I do love thee as each flower
Loves the sun's life-giving power;
For, dead, thy breath to life might move me.

Diaphenia, like to all things blessèd,
When all thy praises are expressèd,
Dear joy, how I do love thee!
As the birds do love the spring,
Or the bees their careful king:
Then, in requite, sweet virgin, love me!

Henry Constable.


LOVE NOW, FOR ROSES FADE.

Look, Delia, how we esteem the half-blown rose,
The image of thy blush, and summer's honour!
Whilst yet her tender bud doth undisclose
That full of beauty Time bestows upon her:
No sooner spreads her glory in the air,
But straight her wide-blown pomp comes to decline;
She then is scorn'd, that late adorn'd the fair.
So fade the roses of those cheeks of thine!

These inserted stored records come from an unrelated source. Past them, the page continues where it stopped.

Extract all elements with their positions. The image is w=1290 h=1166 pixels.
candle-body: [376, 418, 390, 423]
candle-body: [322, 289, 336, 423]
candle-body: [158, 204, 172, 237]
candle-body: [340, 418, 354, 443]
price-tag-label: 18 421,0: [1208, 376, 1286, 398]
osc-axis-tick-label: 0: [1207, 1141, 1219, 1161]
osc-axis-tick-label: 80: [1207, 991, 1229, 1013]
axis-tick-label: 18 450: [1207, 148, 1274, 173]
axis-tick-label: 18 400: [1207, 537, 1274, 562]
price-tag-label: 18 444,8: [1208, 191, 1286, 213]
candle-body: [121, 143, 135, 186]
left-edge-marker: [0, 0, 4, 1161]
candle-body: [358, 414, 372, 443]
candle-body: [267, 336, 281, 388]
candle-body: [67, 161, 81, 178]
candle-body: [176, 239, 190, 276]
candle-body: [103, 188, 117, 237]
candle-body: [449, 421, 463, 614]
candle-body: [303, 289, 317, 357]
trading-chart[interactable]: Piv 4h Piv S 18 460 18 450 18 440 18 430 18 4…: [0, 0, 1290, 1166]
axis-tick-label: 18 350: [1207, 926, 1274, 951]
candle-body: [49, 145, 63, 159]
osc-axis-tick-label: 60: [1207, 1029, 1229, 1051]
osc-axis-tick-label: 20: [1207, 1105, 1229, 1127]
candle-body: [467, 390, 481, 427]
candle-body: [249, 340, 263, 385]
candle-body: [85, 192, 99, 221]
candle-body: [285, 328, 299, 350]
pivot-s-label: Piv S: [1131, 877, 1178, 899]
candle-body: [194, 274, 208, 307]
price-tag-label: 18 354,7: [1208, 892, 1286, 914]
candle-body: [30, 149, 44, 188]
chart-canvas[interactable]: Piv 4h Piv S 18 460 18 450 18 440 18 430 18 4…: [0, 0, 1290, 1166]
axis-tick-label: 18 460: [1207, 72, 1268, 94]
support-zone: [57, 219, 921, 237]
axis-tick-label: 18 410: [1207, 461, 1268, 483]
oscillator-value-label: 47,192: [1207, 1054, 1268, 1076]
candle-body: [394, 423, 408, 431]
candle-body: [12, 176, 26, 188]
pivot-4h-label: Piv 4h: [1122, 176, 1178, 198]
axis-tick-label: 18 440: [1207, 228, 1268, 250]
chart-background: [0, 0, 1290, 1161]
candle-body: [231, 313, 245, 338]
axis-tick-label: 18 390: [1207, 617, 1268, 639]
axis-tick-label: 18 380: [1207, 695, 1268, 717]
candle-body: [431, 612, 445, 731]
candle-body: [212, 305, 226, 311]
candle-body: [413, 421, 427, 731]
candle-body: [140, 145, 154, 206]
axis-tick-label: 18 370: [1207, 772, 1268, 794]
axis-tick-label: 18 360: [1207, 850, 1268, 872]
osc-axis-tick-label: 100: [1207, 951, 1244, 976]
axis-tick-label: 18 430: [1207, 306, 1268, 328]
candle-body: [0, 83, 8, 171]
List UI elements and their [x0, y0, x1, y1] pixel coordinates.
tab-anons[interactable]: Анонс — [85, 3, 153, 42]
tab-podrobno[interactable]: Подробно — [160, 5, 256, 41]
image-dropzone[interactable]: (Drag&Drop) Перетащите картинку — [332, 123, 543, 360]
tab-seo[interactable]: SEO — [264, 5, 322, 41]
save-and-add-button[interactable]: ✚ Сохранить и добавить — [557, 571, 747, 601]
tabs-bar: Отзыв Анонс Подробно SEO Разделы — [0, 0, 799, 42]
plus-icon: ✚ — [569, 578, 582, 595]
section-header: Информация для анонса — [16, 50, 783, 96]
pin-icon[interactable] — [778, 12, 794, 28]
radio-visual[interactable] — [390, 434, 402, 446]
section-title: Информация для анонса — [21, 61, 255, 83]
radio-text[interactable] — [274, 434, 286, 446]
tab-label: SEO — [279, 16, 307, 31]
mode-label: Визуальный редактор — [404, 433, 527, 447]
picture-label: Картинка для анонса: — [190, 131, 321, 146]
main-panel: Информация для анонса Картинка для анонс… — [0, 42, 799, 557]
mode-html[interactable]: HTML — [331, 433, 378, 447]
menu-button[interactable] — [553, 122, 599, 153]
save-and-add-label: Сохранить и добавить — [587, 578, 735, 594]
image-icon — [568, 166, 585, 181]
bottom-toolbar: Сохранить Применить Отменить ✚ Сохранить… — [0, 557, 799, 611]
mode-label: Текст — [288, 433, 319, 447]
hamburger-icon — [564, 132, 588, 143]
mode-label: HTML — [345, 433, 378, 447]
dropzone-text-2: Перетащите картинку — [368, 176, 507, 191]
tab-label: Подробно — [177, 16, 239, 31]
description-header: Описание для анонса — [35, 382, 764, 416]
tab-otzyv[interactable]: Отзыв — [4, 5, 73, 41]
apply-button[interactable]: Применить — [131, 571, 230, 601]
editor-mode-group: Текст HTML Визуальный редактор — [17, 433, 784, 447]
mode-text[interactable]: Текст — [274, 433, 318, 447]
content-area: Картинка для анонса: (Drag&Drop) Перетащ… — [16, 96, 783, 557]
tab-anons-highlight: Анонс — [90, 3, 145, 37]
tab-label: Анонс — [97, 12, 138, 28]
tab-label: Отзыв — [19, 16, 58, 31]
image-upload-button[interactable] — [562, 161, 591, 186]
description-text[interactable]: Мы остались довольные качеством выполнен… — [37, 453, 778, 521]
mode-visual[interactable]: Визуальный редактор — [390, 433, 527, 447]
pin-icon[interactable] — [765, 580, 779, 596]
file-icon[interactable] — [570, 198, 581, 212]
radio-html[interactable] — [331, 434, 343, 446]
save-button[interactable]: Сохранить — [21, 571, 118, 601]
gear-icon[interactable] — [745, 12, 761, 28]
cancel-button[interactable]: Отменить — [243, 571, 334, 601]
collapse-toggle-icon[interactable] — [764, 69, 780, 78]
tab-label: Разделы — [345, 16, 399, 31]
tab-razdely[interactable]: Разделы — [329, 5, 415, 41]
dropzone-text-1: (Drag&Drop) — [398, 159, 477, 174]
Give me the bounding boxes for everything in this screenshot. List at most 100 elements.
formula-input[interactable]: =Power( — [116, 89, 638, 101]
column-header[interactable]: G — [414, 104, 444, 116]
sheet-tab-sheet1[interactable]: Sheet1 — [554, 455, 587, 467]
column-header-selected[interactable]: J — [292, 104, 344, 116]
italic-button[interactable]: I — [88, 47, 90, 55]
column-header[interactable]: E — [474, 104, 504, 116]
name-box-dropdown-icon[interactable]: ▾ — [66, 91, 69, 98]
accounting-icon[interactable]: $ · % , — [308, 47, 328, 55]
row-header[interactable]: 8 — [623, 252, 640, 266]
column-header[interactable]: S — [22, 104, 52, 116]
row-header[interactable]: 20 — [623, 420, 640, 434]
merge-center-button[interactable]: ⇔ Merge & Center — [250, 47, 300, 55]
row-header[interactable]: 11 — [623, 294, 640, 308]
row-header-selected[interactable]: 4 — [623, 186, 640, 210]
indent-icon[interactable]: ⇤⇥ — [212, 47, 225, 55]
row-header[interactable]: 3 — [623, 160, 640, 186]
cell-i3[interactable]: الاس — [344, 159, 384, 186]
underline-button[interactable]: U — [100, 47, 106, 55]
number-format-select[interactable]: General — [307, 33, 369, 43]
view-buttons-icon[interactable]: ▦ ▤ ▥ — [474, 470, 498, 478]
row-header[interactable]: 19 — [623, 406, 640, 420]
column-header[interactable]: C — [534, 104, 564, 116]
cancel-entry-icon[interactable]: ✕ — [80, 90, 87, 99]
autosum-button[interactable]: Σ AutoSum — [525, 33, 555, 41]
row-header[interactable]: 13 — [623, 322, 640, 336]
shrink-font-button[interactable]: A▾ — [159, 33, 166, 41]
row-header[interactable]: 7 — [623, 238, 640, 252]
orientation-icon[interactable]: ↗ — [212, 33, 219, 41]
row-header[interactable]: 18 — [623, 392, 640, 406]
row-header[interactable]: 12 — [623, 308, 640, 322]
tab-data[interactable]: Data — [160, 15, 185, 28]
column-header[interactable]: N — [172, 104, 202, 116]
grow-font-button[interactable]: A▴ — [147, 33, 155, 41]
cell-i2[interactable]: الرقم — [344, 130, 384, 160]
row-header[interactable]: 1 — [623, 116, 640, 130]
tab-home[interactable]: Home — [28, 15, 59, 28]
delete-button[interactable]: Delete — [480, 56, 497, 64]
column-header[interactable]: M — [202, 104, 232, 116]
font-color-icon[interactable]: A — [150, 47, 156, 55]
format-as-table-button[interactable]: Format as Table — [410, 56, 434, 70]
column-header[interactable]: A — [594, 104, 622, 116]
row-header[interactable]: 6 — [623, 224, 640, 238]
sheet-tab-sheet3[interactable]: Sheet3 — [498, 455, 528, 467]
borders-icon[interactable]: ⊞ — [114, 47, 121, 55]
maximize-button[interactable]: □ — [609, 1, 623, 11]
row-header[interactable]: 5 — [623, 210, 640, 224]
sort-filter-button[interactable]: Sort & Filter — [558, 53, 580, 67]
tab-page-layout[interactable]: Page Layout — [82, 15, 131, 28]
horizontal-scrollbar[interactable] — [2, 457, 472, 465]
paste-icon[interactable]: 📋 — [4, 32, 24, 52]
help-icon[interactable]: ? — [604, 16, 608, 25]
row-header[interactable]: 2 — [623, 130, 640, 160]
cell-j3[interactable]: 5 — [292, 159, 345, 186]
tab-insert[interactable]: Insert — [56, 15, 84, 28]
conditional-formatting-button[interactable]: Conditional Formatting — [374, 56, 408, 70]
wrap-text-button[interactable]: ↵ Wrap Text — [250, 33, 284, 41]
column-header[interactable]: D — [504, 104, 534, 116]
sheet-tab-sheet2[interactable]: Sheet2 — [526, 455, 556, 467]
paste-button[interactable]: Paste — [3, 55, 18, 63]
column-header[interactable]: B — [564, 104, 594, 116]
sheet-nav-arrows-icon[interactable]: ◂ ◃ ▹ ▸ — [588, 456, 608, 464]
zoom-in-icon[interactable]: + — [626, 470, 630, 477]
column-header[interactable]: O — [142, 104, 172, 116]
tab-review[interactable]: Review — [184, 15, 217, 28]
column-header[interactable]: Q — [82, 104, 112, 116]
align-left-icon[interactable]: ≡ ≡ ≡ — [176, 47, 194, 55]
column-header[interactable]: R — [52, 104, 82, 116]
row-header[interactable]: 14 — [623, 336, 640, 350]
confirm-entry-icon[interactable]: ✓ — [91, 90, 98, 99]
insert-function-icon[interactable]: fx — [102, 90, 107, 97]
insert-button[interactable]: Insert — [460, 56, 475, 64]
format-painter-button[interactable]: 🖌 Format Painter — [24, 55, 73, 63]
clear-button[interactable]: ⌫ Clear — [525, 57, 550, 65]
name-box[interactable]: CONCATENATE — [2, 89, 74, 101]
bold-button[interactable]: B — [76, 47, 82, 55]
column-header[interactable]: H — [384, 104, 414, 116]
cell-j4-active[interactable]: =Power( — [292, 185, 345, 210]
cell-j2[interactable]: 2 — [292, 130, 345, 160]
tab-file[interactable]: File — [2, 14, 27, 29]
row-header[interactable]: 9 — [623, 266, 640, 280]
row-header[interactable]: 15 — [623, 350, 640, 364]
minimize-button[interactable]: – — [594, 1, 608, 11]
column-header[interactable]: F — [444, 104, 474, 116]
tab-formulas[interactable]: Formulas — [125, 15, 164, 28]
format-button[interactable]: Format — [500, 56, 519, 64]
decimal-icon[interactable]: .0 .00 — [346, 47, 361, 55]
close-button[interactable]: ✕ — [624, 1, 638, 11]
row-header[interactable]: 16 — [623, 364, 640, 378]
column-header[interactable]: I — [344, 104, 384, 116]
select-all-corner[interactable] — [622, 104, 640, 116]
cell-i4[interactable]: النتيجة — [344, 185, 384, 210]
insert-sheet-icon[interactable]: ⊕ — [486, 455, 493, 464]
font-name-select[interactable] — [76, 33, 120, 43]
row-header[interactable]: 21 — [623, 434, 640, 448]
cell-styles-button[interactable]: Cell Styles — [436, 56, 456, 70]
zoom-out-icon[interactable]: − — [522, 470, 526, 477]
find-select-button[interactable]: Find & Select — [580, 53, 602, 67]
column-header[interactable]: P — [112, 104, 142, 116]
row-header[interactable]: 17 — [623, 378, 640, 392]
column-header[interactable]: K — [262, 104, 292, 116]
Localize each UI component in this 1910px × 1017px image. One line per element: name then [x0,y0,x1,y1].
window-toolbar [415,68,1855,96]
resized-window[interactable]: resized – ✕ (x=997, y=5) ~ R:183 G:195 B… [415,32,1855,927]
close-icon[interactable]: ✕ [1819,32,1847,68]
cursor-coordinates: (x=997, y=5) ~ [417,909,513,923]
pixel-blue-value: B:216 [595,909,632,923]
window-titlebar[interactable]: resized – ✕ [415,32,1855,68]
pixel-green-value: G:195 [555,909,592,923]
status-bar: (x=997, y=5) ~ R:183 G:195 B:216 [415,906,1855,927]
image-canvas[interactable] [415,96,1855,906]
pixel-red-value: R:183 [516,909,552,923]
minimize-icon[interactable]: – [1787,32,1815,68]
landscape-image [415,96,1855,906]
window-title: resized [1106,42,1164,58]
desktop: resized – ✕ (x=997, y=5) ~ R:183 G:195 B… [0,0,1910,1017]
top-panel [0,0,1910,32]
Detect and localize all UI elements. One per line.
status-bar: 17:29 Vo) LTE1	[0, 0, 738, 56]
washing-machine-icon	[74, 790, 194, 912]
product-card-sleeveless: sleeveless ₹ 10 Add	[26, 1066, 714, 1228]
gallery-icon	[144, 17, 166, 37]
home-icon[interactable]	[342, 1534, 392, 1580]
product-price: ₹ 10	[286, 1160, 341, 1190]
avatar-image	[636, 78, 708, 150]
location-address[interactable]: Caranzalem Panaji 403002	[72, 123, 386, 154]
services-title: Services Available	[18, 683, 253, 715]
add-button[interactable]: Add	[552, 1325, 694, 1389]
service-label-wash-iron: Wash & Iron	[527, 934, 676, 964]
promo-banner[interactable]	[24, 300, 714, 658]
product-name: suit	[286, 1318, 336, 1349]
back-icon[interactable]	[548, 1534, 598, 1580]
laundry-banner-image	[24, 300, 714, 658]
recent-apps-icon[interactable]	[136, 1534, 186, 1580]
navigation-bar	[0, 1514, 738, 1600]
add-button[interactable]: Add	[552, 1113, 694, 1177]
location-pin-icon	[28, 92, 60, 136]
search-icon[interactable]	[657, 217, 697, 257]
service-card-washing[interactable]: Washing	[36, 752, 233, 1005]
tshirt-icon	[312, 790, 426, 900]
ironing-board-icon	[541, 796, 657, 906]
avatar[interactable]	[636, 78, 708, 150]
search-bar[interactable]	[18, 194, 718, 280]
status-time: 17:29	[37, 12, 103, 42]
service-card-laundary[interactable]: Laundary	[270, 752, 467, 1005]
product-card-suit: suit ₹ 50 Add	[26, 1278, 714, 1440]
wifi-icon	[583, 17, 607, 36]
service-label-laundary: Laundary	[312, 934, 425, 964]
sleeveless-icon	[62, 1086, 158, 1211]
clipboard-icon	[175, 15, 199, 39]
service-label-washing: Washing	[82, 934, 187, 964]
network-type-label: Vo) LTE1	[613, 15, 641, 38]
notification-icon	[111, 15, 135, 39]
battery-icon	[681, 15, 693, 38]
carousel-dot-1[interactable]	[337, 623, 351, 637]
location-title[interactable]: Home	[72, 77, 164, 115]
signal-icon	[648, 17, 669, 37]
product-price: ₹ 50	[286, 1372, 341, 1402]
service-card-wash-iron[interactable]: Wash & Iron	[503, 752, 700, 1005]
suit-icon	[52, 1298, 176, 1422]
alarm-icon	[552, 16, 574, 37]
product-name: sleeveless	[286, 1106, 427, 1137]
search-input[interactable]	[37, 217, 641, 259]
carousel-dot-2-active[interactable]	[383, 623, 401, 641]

No April can revive thy withered flowers,
Whose springing grace adorns thy glory now:
Swift speedy Time, feathered with flying hours,
Dissolves the beauty of the fairest brow.
Then do not thou such treasure waste in vain,
But love now, whilst thou may'st be loved again.

Samuel Daniel.


EARLY LOVE.

Ah! I remember well (and how can I
But evermore remember well) when first
Our flame began, when scarce we knew what was
The flame we felt; when as we sat and sigh'd
And look'd upon each other, and conceived
Not what we ail'd—yet something we did ail;
And yet were well, and yet we were not well,
And what was our disease we could not tell.
Then would we kiss, then sigh, then look; and thus
In that first garden of our simpleness
We spent our childhood. But when years began
To reap the fruit of knowledge, ah, how then
Would she with graver looks, with sweet, stern brow,
Check my presumption and my forwardness;
Yet still would give me flowers, still would me show
What she would have me, yet not have me know.

Samuel Daniel.


LOVE IS A SICKNESS.

Love is a sickness full of woes,
All remedies refusing;
A plant that most with cutting grows,
Most barren with best using.
Why so?
More we enjoy it, more it dies,
If not enjoyed, it sighing cries,
Heigh-ho!

Love is a torment of the mind,
A tempest everlasting;
And Jove hath made it of a kind
Not well, nor full nor fasting.
Why so?
More we enjoy it, more it dies,
If not enjoyed, it sighing cries,
Heigh-ho!

Samuel Daniel.


THE PASSIONATE SHEPHERD TO HIS LOVE.

Come live with me, and be my love,
And we will all the pleasures prove
That valleys, groves, and hills, and fields,
Woods or steepy mountain yields.

And we will sit upon the rocks,
Seeing the shepherds feed their flocks
By shallow rivers, to whose falls
Melodious birds sing madrigals.

And I will make thee beds of roses,
And a thousand fragrant posies:
A cap of flowers, and a kirtle,
Embroider'd all with leaves of myrtle.